Financial markets had been fixated on the pace of monetary tightening in the United States and Europe, but the collapse of U.S. lenders Silicon Valley Bank and Signature Bank, and the rescue by Swiss bank UBS of troubled rival Credit Suisse has sparked concern about the health of the banking system.

"As G-7 chair (this year), we will lead the debate and exchange views on issues, including recent financial market developments and inflation," Japanese Finance Minister Shunichi Suzuki said before departing for Washington, adding that he will seek to strengthen international coordination in building stronger supply chains.

Japan is seeking to lay the groundwork for another finance chiefs' meeting in May, a prelude to the G-7 leaders' summit in the western prefecture of Hiroshima in the same month.

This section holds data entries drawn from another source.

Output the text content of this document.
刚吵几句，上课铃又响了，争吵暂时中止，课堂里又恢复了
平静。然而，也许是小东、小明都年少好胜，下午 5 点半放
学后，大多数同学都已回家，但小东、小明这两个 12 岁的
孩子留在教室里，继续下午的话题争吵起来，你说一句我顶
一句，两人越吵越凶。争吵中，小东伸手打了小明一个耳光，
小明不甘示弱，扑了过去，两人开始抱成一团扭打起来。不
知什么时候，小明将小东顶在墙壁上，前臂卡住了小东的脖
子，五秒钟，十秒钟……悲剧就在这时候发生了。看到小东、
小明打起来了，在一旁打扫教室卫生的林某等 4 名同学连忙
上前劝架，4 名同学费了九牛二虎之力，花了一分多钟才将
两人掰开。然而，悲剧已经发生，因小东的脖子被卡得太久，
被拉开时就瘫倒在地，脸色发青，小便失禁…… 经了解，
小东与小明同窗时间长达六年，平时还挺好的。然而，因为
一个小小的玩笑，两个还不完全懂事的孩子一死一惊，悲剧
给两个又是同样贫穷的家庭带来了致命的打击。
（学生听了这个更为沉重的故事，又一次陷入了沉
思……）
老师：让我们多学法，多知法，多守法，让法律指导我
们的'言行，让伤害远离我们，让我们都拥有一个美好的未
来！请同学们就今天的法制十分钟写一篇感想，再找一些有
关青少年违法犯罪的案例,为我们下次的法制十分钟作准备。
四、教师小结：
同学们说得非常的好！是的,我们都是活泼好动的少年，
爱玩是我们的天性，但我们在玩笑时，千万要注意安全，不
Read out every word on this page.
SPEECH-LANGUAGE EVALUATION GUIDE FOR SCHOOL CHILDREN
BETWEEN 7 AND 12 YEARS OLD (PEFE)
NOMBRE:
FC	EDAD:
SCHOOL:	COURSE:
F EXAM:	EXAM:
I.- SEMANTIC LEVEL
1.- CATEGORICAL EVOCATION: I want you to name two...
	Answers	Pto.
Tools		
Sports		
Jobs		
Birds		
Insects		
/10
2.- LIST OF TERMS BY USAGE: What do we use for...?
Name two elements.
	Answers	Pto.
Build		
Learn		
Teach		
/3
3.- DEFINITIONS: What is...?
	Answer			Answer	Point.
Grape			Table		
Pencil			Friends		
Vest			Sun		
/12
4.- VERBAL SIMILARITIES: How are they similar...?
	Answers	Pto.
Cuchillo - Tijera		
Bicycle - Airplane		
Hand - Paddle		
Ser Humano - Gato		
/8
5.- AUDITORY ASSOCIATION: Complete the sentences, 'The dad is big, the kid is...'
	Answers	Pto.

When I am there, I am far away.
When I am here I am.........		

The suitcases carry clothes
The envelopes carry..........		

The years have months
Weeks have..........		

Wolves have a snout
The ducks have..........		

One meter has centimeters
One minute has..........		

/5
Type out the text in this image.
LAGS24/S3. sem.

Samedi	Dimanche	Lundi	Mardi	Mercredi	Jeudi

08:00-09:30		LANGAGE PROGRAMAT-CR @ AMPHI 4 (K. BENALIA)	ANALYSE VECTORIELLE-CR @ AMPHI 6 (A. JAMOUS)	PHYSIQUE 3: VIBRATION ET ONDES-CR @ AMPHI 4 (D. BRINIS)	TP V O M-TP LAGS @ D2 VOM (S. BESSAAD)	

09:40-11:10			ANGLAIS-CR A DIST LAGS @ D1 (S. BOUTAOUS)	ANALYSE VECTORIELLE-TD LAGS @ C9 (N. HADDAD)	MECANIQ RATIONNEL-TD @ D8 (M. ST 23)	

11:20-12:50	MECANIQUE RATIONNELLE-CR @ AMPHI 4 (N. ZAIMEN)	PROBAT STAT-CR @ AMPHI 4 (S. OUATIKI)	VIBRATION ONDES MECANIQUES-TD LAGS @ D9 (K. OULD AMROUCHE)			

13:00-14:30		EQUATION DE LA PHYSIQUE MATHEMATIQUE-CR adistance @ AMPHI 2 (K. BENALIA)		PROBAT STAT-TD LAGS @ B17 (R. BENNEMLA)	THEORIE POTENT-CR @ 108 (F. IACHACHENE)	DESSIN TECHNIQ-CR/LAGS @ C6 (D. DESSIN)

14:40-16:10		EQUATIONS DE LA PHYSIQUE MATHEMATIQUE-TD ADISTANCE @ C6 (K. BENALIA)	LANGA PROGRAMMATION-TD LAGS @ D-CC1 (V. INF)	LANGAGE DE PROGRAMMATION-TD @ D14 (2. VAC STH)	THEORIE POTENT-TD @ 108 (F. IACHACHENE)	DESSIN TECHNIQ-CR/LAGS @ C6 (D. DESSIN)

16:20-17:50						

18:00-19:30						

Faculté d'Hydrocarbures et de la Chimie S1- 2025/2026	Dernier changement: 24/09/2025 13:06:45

U.S. Treasury Secretary Janet Yellen said during a press conference Tuesday that she remains vigilant of downside risks, with Russia's war in Ukraine dragging on and many countries still recovering from the COVID-19 pandemic. Despite recent pressures, the U.S. banking system is "sound," with strong capital and liquidity positions, she added.

The G-7 finance chiefs previously met in February on the fringes of a broader Group of 20 meeting in India. At the time, they agreed to expand their economic assistance to Ukraine to $39 billion this year, from $32 billion pledged earlier, to help it repair infrastructure and defend against Russia.

The G-7 consists of Britain, Canada, Germany, France, Italy, Japan and the United States, plus the European Union.